Re: Understanding the "applicable specifications" clause

Leif Halvard Silli:
>What most people will be interested in is what the W3 Validator 
>considers valid.

Unfornately what the current experimental validator has to say
about documents using some W3C recommended formats 
without a doctype in it, is often wrong or completely useless.
These were at least my test results using several valid documents
of the recommended formats SVG tiny 1.2 and XHTML+RDFa.
Because the information or the hints of the validator are
wrong or useless, it does indeed not matter at all, which
extensions you put into those documents or what other
formats from well known or unknown namespaces are
inside such docments.
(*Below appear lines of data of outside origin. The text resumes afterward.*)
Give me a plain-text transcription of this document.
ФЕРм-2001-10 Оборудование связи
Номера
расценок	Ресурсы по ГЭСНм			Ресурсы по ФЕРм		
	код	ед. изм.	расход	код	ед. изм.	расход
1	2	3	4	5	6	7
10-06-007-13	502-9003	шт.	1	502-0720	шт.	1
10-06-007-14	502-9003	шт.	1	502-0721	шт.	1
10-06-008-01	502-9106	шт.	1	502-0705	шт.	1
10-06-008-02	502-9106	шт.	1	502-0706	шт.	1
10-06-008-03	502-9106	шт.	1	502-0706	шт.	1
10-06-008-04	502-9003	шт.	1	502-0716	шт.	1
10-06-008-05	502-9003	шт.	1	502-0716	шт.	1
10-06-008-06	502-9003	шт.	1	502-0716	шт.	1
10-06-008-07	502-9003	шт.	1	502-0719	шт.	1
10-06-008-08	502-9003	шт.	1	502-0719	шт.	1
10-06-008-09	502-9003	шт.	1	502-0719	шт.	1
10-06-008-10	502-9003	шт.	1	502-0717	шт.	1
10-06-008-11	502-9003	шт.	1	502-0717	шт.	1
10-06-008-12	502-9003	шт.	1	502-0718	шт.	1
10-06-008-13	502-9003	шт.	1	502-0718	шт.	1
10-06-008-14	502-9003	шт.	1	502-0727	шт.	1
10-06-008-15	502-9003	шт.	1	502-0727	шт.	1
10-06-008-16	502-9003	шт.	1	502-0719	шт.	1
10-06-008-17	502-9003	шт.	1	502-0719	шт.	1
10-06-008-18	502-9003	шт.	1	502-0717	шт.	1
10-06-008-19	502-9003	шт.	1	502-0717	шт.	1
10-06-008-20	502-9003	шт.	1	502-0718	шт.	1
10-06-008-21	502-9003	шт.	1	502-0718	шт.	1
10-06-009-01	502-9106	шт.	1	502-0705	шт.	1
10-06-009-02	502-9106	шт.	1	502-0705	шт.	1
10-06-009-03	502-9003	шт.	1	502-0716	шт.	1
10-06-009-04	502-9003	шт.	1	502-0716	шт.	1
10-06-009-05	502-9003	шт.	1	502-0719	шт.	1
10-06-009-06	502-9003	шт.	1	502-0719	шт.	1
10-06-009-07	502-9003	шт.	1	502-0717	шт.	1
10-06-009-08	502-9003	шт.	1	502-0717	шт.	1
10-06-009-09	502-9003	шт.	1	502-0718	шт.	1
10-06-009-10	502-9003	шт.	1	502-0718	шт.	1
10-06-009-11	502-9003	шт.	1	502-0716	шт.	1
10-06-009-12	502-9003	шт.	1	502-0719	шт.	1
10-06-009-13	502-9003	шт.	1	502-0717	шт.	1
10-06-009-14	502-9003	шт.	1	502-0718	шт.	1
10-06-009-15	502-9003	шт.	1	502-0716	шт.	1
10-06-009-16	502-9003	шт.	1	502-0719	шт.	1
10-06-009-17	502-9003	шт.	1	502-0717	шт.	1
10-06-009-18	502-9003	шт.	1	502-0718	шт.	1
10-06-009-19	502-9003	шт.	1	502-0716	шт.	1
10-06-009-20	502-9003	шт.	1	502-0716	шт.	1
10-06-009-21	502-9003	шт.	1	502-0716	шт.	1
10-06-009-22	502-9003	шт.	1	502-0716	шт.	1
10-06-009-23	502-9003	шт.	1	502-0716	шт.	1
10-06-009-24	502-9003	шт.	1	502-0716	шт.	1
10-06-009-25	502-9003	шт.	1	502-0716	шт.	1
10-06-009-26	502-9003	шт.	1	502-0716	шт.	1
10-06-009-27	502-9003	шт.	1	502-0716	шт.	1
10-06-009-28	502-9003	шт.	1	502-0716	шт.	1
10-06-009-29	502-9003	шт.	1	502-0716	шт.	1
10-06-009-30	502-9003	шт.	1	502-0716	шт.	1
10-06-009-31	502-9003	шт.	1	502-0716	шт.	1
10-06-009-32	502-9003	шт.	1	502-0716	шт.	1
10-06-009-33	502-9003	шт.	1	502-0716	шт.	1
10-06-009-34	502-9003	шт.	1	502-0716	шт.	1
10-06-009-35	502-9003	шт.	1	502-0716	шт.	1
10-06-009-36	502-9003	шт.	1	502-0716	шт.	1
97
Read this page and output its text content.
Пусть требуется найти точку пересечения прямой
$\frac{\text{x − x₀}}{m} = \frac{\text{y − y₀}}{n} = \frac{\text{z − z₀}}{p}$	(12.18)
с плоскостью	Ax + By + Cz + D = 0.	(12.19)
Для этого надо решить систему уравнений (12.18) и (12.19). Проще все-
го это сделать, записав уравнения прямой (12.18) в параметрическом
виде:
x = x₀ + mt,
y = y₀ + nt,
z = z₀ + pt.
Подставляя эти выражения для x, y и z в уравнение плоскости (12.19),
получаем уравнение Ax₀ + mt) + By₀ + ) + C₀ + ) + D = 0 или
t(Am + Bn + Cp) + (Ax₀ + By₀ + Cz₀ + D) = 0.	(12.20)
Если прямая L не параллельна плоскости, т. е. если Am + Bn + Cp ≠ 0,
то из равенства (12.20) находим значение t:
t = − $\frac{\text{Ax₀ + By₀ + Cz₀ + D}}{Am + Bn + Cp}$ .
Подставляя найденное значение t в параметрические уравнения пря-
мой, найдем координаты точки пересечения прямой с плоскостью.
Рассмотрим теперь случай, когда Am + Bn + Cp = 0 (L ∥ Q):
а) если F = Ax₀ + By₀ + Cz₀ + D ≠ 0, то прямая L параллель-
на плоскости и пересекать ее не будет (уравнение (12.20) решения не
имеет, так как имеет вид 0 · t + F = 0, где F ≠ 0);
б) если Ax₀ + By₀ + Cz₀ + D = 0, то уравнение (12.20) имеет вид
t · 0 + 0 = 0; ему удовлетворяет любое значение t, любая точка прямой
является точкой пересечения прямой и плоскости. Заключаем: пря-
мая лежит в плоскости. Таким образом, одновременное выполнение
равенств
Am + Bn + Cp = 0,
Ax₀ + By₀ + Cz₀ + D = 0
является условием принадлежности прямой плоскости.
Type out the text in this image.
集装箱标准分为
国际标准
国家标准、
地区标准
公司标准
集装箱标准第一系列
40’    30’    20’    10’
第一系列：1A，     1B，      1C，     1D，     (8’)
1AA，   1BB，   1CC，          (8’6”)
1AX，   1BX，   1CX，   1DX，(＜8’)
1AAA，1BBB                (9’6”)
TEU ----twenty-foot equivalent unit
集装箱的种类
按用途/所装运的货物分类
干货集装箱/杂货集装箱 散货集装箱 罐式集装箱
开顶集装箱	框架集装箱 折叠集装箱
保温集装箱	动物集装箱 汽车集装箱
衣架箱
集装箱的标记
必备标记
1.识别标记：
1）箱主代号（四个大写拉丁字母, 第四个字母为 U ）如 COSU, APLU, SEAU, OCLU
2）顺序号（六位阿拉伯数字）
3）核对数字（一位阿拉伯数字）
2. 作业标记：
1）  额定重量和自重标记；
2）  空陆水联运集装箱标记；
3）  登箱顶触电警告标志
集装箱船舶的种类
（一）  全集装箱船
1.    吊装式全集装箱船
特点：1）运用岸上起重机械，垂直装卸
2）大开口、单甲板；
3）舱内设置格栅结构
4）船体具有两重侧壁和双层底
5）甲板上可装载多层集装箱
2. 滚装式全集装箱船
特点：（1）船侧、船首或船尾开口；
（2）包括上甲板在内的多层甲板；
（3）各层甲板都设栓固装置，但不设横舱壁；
Best what author can currently
do for such documents is, to ignore the current experimental
variant completely - and that should be obvious to any
author looking on the ridiculous hints of this tool for samples
of the mentioned formats ;o)

Since this happened, I think, the validator lost already some
authority about what can be considered a valid document -
and in earlier times this was already problematic due to the
limitations of DTDs, but still pretty helpful for a rough test.

And because newer formats tend to have no doctype
anymore or are far too complex for a proper scheme,
such validators will loose authority in the future much
more, if they do not manage to validate at least a mixture
of known formats and versions of formats without DTD,
what is obviously not a trivial task. Hopefully the current
validator experiments lead to something more usable
in the future. If not, we have to teach authors not to use
such validators anymore.

But this current validation crises has an advantage too -
authors learn not to rely on this validation and they can
start simply to do what already works - mixing formats
from different namespaces in one XML-document, even if
there is no DTD available for this mix.